Ed@vanGasteren.net wrote:
Full_Name: Ed van Gasteren Version: 2.4.12 and 2.4.15 OS: linux (Fedora 10, 11) URL: ftp://ftp.openldap.org/incoming/ Submission from: (NULL) (85.223.76.221)
On system lt2 (up to date Fedora 10) I run openldap (2.4.12) server and clients. The configuration is such that things work as expected even with security tightened up to "TLSVerifyClient demand". ldapsearch (either to -H ldaps or with -ZZ), nss and gq with TLS work like a charm.
On system lt1 (up to date Fedora 11) I run openldap clients (2.4.15), gq and Thunderbird connecting to the server on lt2. TLS/SSL only works if I run slapd with "-d 2". If I run slapd without it then ldapsearch hangs on "TLS trace: SSL_connect:SSLv3 read server certificate A".
Seems as if the normal code path has a flaw which gets corrected/bypassed by the debugging code.
Doesn't sound familiar, I've never had this problem.

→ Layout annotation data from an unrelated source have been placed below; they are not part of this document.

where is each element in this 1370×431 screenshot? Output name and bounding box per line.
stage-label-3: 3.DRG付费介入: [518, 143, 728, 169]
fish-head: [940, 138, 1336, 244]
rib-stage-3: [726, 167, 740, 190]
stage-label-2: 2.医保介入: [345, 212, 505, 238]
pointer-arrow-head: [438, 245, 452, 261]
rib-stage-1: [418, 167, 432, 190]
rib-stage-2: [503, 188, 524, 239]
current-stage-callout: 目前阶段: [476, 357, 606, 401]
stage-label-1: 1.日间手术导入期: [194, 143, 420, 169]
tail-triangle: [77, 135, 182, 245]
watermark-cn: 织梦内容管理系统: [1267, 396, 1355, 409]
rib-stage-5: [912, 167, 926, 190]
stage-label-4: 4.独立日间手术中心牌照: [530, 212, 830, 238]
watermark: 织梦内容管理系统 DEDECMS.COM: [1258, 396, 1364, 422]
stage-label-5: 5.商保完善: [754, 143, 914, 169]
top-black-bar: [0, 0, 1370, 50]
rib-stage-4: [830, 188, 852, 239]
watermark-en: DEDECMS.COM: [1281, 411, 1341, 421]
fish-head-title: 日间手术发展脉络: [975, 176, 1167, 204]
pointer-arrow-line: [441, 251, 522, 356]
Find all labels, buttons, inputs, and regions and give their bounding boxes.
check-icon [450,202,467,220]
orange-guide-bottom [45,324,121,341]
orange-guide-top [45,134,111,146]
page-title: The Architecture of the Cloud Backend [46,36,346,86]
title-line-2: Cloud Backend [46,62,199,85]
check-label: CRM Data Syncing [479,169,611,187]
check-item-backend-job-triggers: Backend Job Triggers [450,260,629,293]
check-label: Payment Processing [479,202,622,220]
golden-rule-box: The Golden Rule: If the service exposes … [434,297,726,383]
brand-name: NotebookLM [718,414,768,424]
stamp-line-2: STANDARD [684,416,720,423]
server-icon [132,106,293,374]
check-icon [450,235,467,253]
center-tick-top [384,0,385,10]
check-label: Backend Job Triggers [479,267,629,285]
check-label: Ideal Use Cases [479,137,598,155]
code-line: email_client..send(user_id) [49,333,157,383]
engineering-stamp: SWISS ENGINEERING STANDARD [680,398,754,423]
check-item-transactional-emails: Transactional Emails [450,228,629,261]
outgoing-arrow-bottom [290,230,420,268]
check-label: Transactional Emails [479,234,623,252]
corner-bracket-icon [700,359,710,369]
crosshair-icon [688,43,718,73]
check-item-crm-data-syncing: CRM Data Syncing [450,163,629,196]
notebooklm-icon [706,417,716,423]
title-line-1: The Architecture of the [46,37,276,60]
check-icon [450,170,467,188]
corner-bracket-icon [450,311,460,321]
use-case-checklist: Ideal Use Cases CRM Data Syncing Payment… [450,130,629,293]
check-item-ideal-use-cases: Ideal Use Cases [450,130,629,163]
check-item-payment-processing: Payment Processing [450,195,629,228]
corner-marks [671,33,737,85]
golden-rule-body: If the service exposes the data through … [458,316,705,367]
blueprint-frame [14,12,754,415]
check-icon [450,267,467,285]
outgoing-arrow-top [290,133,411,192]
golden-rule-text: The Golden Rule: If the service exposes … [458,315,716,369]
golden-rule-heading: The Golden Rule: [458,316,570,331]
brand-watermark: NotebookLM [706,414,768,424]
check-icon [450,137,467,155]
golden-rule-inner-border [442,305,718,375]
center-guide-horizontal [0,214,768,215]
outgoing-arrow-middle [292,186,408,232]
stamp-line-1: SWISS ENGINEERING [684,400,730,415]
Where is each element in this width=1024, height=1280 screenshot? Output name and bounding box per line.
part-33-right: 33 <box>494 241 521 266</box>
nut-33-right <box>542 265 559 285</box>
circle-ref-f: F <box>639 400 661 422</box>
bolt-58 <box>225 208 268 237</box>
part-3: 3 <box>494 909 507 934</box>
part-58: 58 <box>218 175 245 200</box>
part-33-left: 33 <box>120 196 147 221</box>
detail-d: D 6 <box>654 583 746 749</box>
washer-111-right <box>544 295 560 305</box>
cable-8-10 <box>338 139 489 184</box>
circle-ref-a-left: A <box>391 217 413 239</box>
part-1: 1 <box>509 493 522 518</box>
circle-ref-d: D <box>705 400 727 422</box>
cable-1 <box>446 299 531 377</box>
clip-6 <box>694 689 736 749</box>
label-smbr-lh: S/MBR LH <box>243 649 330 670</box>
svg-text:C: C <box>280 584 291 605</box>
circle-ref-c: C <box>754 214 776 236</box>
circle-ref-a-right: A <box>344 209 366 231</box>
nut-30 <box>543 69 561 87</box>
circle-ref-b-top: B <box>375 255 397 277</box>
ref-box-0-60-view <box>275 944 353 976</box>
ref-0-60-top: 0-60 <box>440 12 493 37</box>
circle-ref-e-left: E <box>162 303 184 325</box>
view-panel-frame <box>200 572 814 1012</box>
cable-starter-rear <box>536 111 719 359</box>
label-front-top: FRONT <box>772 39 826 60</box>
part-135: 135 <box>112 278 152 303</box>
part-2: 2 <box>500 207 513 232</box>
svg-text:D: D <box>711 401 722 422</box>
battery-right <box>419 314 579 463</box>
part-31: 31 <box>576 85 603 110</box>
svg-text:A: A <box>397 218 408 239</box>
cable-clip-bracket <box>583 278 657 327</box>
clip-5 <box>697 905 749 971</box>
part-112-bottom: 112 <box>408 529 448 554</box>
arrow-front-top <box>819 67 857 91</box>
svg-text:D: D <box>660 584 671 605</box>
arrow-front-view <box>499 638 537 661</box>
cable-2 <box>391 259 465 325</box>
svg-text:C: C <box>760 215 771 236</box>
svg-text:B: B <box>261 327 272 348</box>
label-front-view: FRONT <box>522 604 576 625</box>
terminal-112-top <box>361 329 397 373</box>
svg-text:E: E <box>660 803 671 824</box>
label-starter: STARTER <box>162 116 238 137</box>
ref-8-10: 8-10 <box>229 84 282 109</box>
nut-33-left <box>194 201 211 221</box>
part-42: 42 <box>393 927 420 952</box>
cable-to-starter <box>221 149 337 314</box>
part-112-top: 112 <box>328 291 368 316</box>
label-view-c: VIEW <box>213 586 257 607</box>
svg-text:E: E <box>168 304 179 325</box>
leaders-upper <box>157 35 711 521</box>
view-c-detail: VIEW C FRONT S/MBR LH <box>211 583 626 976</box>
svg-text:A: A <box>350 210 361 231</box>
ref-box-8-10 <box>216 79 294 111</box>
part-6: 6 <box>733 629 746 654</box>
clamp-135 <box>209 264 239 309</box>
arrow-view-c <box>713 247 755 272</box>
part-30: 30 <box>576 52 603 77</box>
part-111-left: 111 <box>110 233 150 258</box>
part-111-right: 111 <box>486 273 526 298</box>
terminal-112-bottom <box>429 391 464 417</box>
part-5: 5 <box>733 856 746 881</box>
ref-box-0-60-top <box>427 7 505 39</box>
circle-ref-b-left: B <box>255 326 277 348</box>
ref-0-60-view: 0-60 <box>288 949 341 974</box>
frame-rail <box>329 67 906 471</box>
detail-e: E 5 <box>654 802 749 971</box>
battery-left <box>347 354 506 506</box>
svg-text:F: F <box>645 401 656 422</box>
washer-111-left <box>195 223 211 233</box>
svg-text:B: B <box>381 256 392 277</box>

However, the TLS code was refactored in rev 2.4.14, and it's always possible we missed something in the churn. How does openssl s_client react under the same conditions? If it hangs the same way, then that points to a bug on the server, and the answer is just to upgrade since .12 is rather out of date now. If s_client works, then we probably have to look at our client code.